William Saffo, mayor of Wilmington, N.C., told C-SPAN Friday that he has assurances from Federal Communications Commission chairman Kevin Martin that if a hurricane or serious storm threatens his city, the commission will postpone the planned Sept. 8 test in which the Big Four network affiliates and one other station will pull the plug early on analog broadcasts.
"We had about seven major hurricanes in the late 90s that came through our region," he told an interviewer for The Communicators, and "we don't want to make this transition in the event that there is a threat of a hurricane or if there is a tropical depression out there.”

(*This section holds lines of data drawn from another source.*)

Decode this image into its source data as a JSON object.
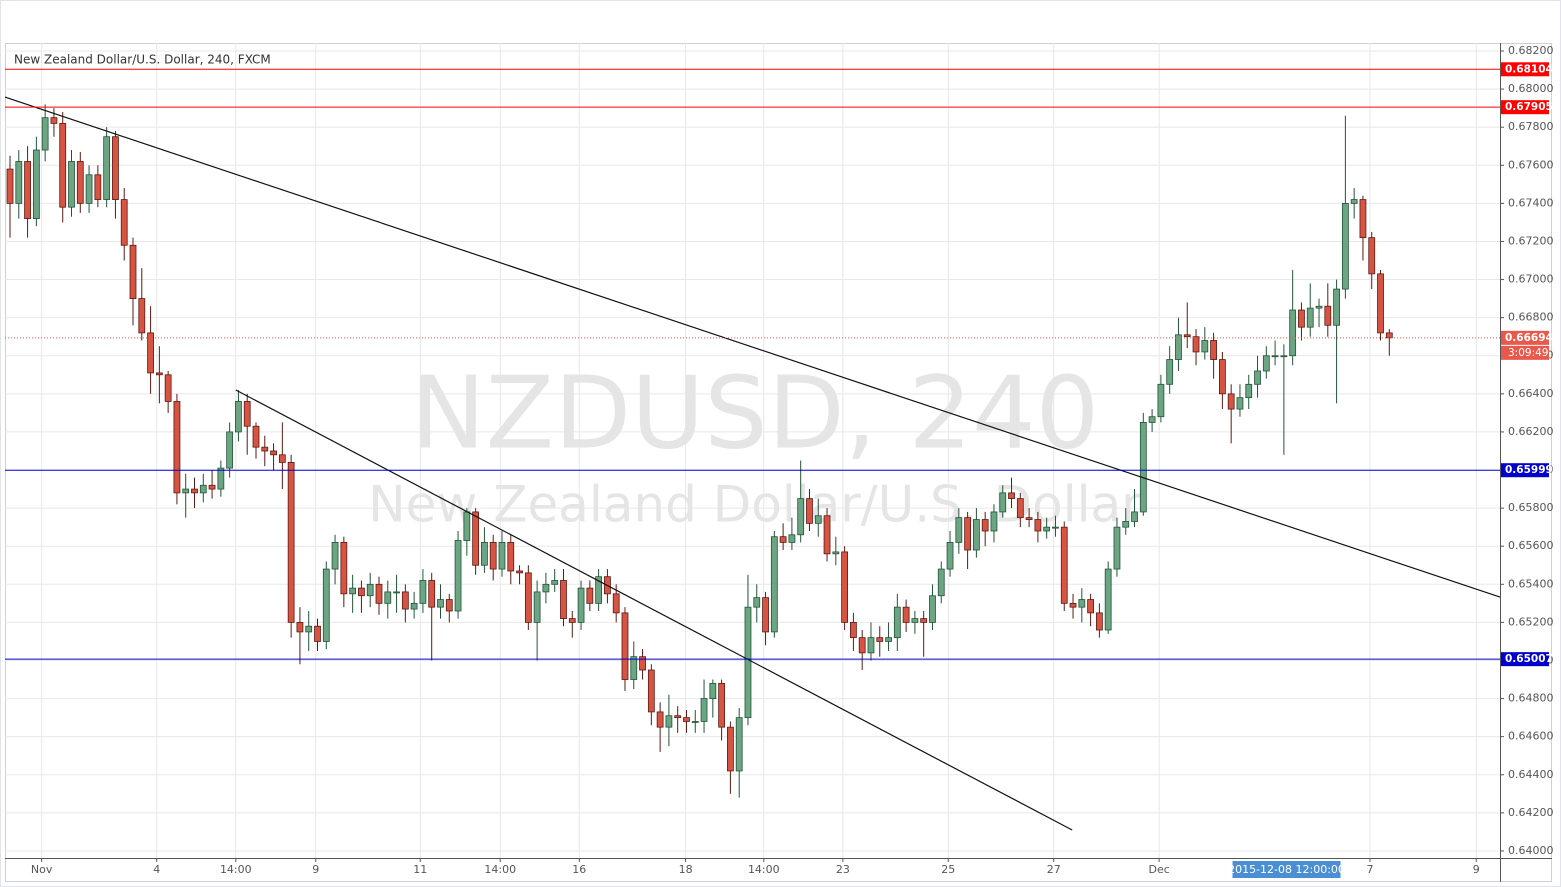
{
  "chart_data": {
    "type": "candlestick",
    "title": "New Zealand Dollar/U.S. Dollar, 240, FXCM",
    "watermark": {
      "symbol": "NZDUSD, 240",
      "description": "New Zealand Dollar/U.S. Dollar"
    },
    "up_color": "#6ba583",
    "up_border": "#225437",
    "down_color": "#d75442",
    "down_border": "#5b1a13",
    "grid": true,
    "xlim": [
      -0.57,
      169.6
    ],
    "xticks": [
      {
        "value": 3.6,
        "label": "Nov"
      },
      {
        "value": 16.7,
        "label": "4"
      },
      {
        "value": 25.7,
        "label": "14:00"
      },
      {
        "value": 34.8,
        "label": "9"
      },
      {
        "value": 46.7,
        "label": "11"
      },
      {
        "value": 55.8,
        "label": "14:00"
      },
      {
        "value": 64.8,
        "label": "16"
      },
      {
        "value": 76.9,
        "label": "18"
      },
      {
        "value": 85.8,
        "label": "14:00"
      },
      {
        "value": 94.8,
        "label": "23"
      },
      {
        "value": 106.8,
        "label": "25"
      },
      {
        "value": 118.8,
        "label": "27"
      },
      {
        "value": 130.8,
        "label": "Dec"
      },
      {
        "value": 154.8,
        "label": "7"
      },
      {
        "value": 166.9,
        "label": "9"
      }
    ],
    "crosshair": {
      "x": 145.3,
      "label": "2015-12-08 12:00:00",
      "color": "#4a8fd4"
    },
    "ylim": [
      0.63963,
      0.68242
    ],
    "yticks": [
      {
        "value": 0.64,
        "label": "0.64000"
      },
      {
        "value": 0.642,
        "label": "0.64200"
      },
      {
        "value": 0.644,
        "label": "0.64400"
      },
      {
        "value": 0.646,
        "label": "0.64600"
      },
      {
        "value": 0.648,
        "label": "0.64800"
      },
      {
        "value": 0.65,
        "label": "0.65000"
      },
      {
        "value": 0.652,
        "label": "0.65200"
      },
      {
        "value": 0.654,
        "label": "0.65400"
      },
      {
        "value": 0.656,
        "label": "0.65600"
      },
      {
        "value": 0.658,
        "label": "0.65800"
      },
      {
        "value": 0.66,
        "label": "0.66000"
      },
      {
        "value": 0.662,
        "label": "0.66200"
      },
      {
        "value": 0.664,
        "label": "0.66400"
      },
      {
        "value": 0.666,
        "label": "0.66600"
      },
      {
        "value": 0.668,
        "label": "0.66800"
      },
      {
        "value": 0.67,
        "label": "0.67000"
      },
      {
        "value": 0.672,
        "label": "0.67200"
      },
      {
        "value": 0.674,
        "label": "0.67400"
      },
      {
        "value": 0.676,
        "label": "0.67600"
      },
      {
        "value": 0.678,
        "label": "0.67800"
      },
      {
        "value": 0.68,
        "label": "0.68000"
      },
      {
        "value": 0.682,
        "label": "0.68200"
      }
    ],
    "levels": [
      {
        "value": 0.68104,
        "color": "#ff0000"
      },
      {
        "value": 0.67905,
        "color": "#ff0000"
      },
      {
        "value": 0.65999,
        "color": "#0000cc"
      },
      {
        "value": 0.65007,
        "color": "#0000cc"
      }
    ],
    "current_price": {
      "value": 0.66694,
      "countdown": "3:09:49",
      "color": "#e8584b"
    },
    "trendlines": [
      {
        "x": [
          -0.57,
          169.6
        ],
        "y": [
          0.67958,
          0.65333
        ]
      },
      {
        "x": [
          25.7,
          120.9
        ],
        "y": [
          0.6642,
          0.6411
        ]
      }
    ],
    "open": [
      0.6758,
      0.674,
      0.6762,
      0.6732,
      0.6768,
      0.6785,
      0.6782,
      0.6738,
      0.6762,
      0.674,
      0.6755,
      0.6742,
      0.6775,
      0.6742,
      0.6718,
      0.669,
      0.6672,
      0.6651,
      0.665,
      0.6636,
      0.6588,
      0.659,
      0.6588,
      0.6592,
      0.659,
      0.6601,
      0.662,
      0.6636,
      0.6623,
      0.6612,
      0.661,
      0.6608,
      0.6604,
      0.652,
      0.6515,
      0.6518,
      0.651,
      0.6548,
      0.6562,
      0.6535,
      0.6538,
      0.6534,
      0.654,
      0.653,
      0.6536,
      0.6536,
      0.6527,
      0.653,
      0.6542,
      0.6528,
      0.6532,
      0.6526,
      0.6563,
      0.6578,
      0.655,
      0.6562,
      0.6548,
      0.6562,
      0.6547,
      0.6546,
      0.652,
      0.6536,
      0.654,
      0.6542,
      0.6522,
      0.652,
      0.6538,
      0.653,
      0.6544,
      0.6535,
      0.6525,
      0.649,
      0.6502,
      0.6495,
      0.6473,
      0.6465,
      0.6471,
      0.647,
      0.6468,
      0.6468,
      0.648,
      0.6488,
      0.6465,
      0.6442,
      0.647,
      0.6528,
      0.6533,
      0.6515,
      0.6565,
      0.6562,
      0.6566,
      0.6585,
      0.6572,
      0.6576,
      0.6556,
      0.6557,
      0.652,
      0.6512,
      0.6504,
      0.6512,
      0.651,
      0.6512,
      0.6528,
      0.652,
      0.6522,
      0.652,
      0.6534,
      0.6548,
      0.6562,
      0.6575,
      0.6558,
      0.6574,
      0.6568,
      0.6578,
      0.6588,
      0.6585,
      0.6575,
      0.6574,
      0.6568,
      0.657,
      0.657,
      0.653,
      0.6528,
      0.6532,
      0.6525,
      0.6516,
      0.6548,
      0.657,
      0.6573,
      0.6578,
      0.6625,
      0.6628,
      0.6645,
      0.6658,
      0.6671,
      0.667,
      0.6662,
      0.6668,
      0.6658,
      0.664,
      0.6632,
      0.6638,
      0.6645,
      0.6652,
      0.666,
      0.666,
      0.666,
      0.6684,
      0.6675,
      0.6685,
      0.6686,
      0.6676,
      0.6695,
      0.674,
      0.6742,
      0.6722,
      0.6703,
      0.6672
    ],
    "high": [
      0.6765,
      0.6768,
      0.677,
      0.6775,
      0.6792,
      0.679,
      0.6788,
      0.6768,
      0.6767,
      0.676,
      0.676,
      0.678,
      0.6778,
      0.6748,
      0.6722,
      0.6706,
      0.6686,
      0.6665,
      0.6652,
      0.664,
      0.6598,
      0.6596,
      0.6598,
      0.66,
      0.6605,
      0.6625,
      0.6642,
      0.664,
      0.6625,
      0.6618,
      0.6614,
      0.6625,
      0.6608,
      0.6528,
      0.6526,
      0.6522,
      0.6552,
      0.6566,
      0.6565,
      0.6545,
      0.6542,
      0.6546,
      0.6544,
      0.6542,
      0.6545,
      0.654,
      0.6536,
      0.6548,
      0.6546,
      0.654,
      0.6535,
      0.6568,
      0.658,
      0.658,
      0.657,
      0.6566,
      0.6568,
      0.6566,
      0.655,
      0.655,
      0.6542,
      0.6546,
      0.6548,
      0.6548,
      0.6526,
      0.6542,
      0.6542,
      0.6548,
      0.6548,
      0.654,
      0.6528,
      0.651,
      0.6506,
      0.6498,
      0.6478,
      0.6482,
      0.6476,
      0.6474,
      0.6474,
      0.649,
      0.649,
      0.649,
      0.6468,
      0.6475,
      0.6545,
      0.654,
      0.6536,
      0.6568,
      0.6572,
      0.6575,
      0.6605,
      0.659,
      0.6585,
      0.658,
      0.6565,
      0.656,
      0.6525,
      0.6516,
      0.652,
      0.6518,
      0.652,
      0.6535,
      0.6532,
      0.6526,
      0.6526,
      0.654,
      0.6552,
      0.6568,
      0.658,
      0.6578,
      0.658,
      0.6578,
      0.6582,
      0.6592,
      0.6596,
      0.6588,
      0.658,
      0.6578,
      0.6575,
      0.6576,
      0.6573,
      0.6535,
      0.6538,
      0.6535,
      0.653,
      0.6552,
      0.6575,
      0.658,
      0.659,
      0.663,
      0.6632,
      0.665,
      0.6665,
      0.668,
      0.6688,
      0.6674,
      0.6675,
      0.6672,
      0.6662,
      0.6645,
      0.6645,
      0.665,
      0.666,
      0.6665,
      0.6668,
      0.6666,
      0.6705,
      0.6688,
      0.6698,
      0.669,
      0.6698,
      0.67,
      0.6786,
      0.6748,
      0.6744,
      0.6725,
      0.6705,
      0.6674
    ],
    "low": [
      0.6722,
      0.6732,
      0.6722,
      0.6728,
      0.6762,
      0.6775,
      0.673,
      0.6733,
      0.6735,
      0.6735,
      0.6738,
      0.6738,
      0.6732,
      0.671,
      0.6676,
      0.6668,
      0.664,
      0.6635,
      0.663,
      0.6582,
      0.6575,
      0.658,
      0.6583,
      0.6585,
      0.6586,
      0.6596,
      0.6615,
      0.6608,
      0.6606,
      0.6602,
      0.66,
      0.659,
      0.6512,
      0.6498,
      0.6505,
      0.6505,
      0.6506,
      0.654,
      0.6528,
      0.6525,
      0.6525,
      0.6528,
      0.6524,
      0.6522,
      0.6525,
      0.652,
      0.6522,
      0.6525,
      0.65,
      0.6522,
      0.652,
      0.6522,
      0.6555,
      0.6545,
      0.6546,
      0.6542,
      0.6544,
      0.654,
      0.654,
      0.6516,
      0.65,
      0.653,
      0.6536,
      0.6518,
      0.6512,
      0.6516,
      0.6526,
      0.6526,
      0.653,
      0.652,
      0.6484,
      0.6485,
      0.649,
      0.6466,
      0.6452,
      0.6455,
      0.6462,
      0.6462,
      0.6462,
      0.6462,
      0.647,
      0.6458,
      0.643,
      0.6428,
      0.6466,
      0.652,
      0.6508,
      0.6512,
      0.6558,
      0.6558,
      0.6562,
      0.6568,
      0.6565,
      0.6552,
      0.655,
      0.6516,
      0.6505,
      0.6495,
      0.65,
      0.6502,
      0.6505,
      0.6505,
      0.6515,
      0.6514,
      0.6502,
      0.6516,
      0.653,
      0.6544,
      0.6556,
      0.6548,
      0.6554,
      0.656,
      0.6562,
      0.6575,
      0.658,
      0.657,
      0.657,
      0.6562,
      0.6564,
      0.6565,
      0.6526,
      0.6522,
      0.652,
      0.6518,
      0.6512,
      0.6514,
      0.6544,
      0.6566,
      0.657,
      0.6576,
      0.662,
      0.6625,
      0.664,
      0.6652,
      0.6664,
      0.6655,
      0.6658,
      0.6648,
      0.6632,
      0.6614,
      0.6628,
      0.6632,
      0.6638,
      0.6648,
      0.6655,
      0.6608,
      0.6655,
      0.6668,
      0.667,
      0.6675,
      0.667,
      0.6635,
      0.669,
      0.6732,
      0.671,
      0.6695,
      0.6668,
      0.666
    ],
    "close": [
      0.674,
      0.6762,
      0.6732,
      0.6768,
      0.6785,
      0.6782,
      0.6738,
      0.6762,
      0.674,
      0.6755,
      0.6742,
      0.6775,
      0.6742,
      0.6718,
      0.669,
      0.6672,
      0.6651,
      0.665,
      0.6636,
      0.6588,
      0.659,
      0.6588,
      0.6592,
      0.659,
      0.6601,
      0.662,
      0.6636,
      0.6623,
      0.6612,
      0.661,
      0.6608,
      0.6604,
      0.652,
      0.6515,
      0.6518,
      0.651,
      0.6548,
      0.6562,
      0.6535,
      0.6538,
      0.6534,
      0.654,
      0.653,
      0.6536,
      0.6536,
      0.6527,
      0.653,
      0.6542,
      0.6528,
      0.6532,
      0.6526,
      0.6563,
      0.6578,
      0.655,
      0.6562,
      0.6548,
      0.6562,
      0.6547,
      0.6546,
      0.652,
      0.6536,
      0.654,
      0.6542,
      0.6522,
      0.652,
      0.6538,
      0.653,
      0.6544,
      0.6535,
      0.6525,
      0.649,
      0.6502,
      0.6495,
      0.6473,
      0.6465,
      0.6471,
      0.647,
      0.6468,
      0.6468,
      0.648,
      0.6488,
      0.6465,
      0.6442,
      0.647,
      0.6528,
      0.6533,
      0.6515,
      0.6565,
      0.6562,
      0.6566,
      0.6585,
      0.6572,
      0.6576,
      0.6556,
      0.6557,
      0.652,
      0.6512,
      0.6504,
      0.6512,
      0.651,
      0.6512,
      0.6528,
      0.652,
      0.6522,
      0.652,
      0.6534,
      0.6548,
      0.6562,
      0.6575,
      0.6558,
      0.6574,
      0.6568,
      0.6578,
      0.6588,
      0.6585,
      0.6575,
      0.6574,
      0.6568,
      0.657,
      0.657,
      0.653,
      0.6528,
      0.6532,
      0.6525,
      0.6516,
      0.6548,
      0.657,
      0.6573,
      0.6578,
      0.6625,
      0.6628,
      0.6645,
      0.6658,
      0.6671,
      0.667,
      0.6662,
      0.6668,
      0.6658,
      0.664,
      0.6632,
      0.6638,
      0.6645,
      0.6652,
      0.666,
      0.666,
      0.666,
      0.6684,
      0.6675,
      0.6685,
      0.6686,
      0.6676,
      0.6695,
      0.674,
      0.6742,
      0.6722,
      0.6703,
      0.6672,
      0.66694
    ]
  }
}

He added, "The assurance that I was given by chairman Martin was that they would not make that switch if that was happening.”
The day before, Martin was asked about the timing of the test during hurricane season and said that if there was an imminent threat, the FCC would have to evaluate it. But he also pointed out that there would be challenges "in every part of the country when the transition does occur," and that continuing to have in place an emergency-alert system that allows people to identify impending threats was going to be a critical part of the transition.
The Wilmington stations volunteered to pull the plug so that the FCC could get an early read on the impact of the real switch, which comes Feb. 17, 2009.
Saffo said he did not lobby for the distinction of being the first market to go digital, adding that he found out about it only 48 hours before the announcement was made May 9.
The mayor said he already received several calls from viewers with questions about the test, including where to get their DTV-to-analog converter boxes.